Bulky Isopropyl Group Loaded Tetraaryl Pyrene Based Azo-Linked Covalent Organic Polymer for Nitroaromatics Sensing and CO2 Adsorption

An azo-linked covalent organic polymer, Py-azo-COP, was synthesized by employing a highly blue-fluorescent pyrene derivative that is multiply substituted with bulky isopropyl groups. Py-azo-COP was investigated for its sensing and gas adsorption properties. Py-azo-COP shows selective sensing toward the electron-deficient polynitroaromatic compound picric acid among the many other competing analogs that were investigated. Apart from its chemosensing ability, Py-azo-COP (surface area 700 m2 g–1) exhibits moderate selectivity toward adsorption of CO2 and stores up to 8.5 wt % of CO2 at 1 bar and 18.2 wt % at 15.5 bar at 273 K, although this is limited due to the electron-rich −N=N– linkages being flanked by isopropyl groups. Furthermore, the presence of a large number of isopropyl groups imparts hydrophobicity to Py-azo-COP, as confirmed by the increased adsorption of toluene compared to that of water in the pores of the COP.

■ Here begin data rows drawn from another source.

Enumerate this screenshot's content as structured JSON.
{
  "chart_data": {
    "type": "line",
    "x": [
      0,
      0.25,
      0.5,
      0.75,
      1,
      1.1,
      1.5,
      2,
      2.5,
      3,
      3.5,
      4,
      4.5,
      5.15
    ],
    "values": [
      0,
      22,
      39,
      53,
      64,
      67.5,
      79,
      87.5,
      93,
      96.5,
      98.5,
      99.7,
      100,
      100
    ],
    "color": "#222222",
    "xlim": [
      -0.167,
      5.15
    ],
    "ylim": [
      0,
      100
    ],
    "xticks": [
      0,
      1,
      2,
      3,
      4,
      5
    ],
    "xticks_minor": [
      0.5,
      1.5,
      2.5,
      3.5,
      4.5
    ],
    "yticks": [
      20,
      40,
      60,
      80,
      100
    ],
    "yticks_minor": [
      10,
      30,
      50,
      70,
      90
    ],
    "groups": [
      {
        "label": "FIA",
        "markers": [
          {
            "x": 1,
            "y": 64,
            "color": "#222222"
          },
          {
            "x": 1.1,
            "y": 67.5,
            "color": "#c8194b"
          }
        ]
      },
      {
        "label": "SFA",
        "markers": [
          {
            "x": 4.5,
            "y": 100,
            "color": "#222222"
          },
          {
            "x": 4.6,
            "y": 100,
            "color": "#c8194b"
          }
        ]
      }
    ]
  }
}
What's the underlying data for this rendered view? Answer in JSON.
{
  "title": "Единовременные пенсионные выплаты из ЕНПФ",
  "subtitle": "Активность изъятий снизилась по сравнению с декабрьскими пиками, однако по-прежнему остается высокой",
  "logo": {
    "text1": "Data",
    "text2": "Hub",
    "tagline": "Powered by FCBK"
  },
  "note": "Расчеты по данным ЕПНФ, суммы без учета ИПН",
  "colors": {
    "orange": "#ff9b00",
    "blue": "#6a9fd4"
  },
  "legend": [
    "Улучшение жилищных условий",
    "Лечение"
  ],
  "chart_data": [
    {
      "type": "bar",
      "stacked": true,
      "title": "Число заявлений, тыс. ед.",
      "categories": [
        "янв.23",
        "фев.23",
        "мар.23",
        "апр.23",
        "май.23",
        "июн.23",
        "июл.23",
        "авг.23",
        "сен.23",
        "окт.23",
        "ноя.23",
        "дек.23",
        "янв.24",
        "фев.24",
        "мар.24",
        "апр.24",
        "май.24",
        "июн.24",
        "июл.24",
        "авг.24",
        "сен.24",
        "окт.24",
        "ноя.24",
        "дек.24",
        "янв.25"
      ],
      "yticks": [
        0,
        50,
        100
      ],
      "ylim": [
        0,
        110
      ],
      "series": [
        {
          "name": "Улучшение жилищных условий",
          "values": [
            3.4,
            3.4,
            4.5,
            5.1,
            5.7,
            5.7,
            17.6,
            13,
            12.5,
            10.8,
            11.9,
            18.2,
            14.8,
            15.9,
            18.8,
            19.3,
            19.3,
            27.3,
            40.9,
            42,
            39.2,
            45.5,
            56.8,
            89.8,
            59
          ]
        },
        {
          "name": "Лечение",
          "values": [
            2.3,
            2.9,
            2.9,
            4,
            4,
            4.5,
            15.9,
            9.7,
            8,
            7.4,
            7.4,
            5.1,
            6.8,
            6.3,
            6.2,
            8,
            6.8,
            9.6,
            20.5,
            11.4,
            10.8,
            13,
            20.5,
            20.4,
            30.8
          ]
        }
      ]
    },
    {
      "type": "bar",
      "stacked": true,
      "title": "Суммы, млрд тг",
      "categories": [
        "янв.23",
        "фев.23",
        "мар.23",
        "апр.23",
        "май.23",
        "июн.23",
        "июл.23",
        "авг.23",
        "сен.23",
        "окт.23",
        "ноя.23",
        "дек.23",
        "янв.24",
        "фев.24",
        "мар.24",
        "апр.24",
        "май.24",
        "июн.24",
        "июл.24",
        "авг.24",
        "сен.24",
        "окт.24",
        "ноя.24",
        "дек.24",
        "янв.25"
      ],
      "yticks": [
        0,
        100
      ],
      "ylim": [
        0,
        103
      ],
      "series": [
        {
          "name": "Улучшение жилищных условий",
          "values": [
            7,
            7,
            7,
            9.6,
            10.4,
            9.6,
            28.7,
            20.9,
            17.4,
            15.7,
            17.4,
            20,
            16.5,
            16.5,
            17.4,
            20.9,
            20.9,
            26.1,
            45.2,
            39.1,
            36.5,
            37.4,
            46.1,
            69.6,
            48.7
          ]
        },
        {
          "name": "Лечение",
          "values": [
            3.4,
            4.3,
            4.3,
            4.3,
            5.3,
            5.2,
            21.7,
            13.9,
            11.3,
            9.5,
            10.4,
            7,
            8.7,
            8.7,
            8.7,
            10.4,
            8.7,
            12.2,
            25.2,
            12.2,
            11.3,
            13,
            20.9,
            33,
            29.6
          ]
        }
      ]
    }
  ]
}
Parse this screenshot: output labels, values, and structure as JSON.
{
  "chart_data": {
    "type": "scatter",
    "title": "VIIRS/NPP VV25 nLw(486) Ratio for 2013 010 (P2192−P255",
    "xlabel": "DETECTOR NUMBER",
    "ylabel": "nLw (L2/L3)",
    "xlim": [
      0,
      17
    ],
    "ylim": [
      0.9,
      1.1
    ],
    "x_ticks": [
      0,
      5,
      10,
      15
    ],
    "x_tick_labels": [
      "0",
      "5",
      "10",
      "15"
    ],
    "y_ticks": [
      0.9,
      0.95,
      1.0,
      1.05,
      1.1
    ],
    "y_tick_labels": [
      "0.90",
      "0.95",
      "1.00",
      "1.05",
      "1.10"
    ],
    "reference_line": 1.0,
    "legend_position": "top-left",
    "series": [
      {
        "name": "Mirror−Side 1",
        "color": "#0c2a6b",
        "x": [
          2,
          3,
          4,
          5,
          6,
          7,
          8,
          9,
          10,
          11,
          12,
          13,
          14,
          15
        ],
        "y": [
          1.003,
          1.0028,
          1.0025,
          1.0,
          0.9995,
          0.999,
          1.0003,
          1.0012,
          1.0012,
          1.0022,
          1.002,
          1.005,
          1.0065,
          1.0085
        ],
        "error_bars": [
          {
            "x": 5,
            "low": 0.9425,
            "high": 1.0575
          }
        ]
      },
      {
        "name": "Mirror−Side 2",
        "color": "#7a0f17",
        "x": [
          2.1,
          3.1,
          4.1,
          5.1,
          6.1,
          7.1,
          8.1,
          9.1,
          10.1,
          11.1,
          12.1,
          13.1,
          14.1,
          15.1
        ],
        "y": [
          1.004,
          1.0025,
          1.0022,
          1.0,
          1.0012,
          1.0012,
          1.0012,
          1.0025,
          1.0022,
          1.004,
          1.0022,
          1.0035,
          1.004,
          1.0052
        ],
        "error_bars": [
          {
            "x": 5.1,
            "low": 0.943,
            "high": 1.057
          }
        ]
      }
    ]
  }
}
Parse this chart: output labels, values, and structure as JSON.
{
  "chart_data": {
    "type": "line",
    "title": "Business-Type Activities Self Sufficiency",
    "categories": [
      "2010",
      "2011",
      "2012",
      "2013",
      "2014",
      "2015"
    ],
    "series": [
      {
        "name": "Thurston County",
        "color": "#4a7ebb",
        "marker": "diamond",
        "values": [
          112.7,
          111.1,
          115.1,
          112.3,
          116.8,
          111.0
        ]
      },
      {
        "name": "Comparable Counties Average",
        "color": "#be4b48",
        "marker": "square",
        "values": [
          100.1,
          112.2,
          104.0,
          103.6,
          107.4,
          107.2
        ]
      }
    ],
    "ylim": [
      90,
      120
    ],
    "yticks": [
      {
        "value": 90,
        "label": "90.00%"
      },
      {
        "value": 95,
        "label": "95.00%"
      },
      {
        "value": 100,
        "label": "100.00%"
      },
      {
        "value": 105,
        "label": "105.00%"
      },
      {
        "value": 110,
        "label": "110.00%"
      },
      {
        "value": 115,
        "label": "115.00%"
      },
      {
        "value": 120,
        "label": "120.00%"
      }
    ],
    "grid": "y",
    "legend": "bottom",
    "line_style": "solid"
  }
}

1,3,5-Triphenylbenzene: a versatile photoluminescent chemo-sensor platform and supramolecular building block

Fluorescence chemo-sensors for species of environmental and biological significance have emerged as a major research area in recent years. In this account, we describe fluorescence quenching as well as enhancement-based chemo-sensors obtained by employing C3-symmetric 1,3,5-triphenylbenzene (1,3,5-TPB) as the fluorescence signalling unit. 1,3,5-TPB is a thermally and photochemically stable fluorescent platform with π-electron-rich characteristics. Starting from this platform, supramolecular, discrete, triphenylbenzene-carbazole, covalent-organic framework, covalent-organic polymer and conjugated polymer based sensors have been developed for the selective detection of polynitroaromatic compounds, trinitrotoluene (TNT), dinitrotoluene (DNT) and picric acid (PA). Tris-salicylaldimine Schiff bases have been synthesized for the selective sensing of fluoride ions through a fluorescence turn-on mechanism. It is likely that it should be possible to develop other highly selective and sensitive chemo-sensors by incorporating 1,3,5-TPB as the fluorophore unit.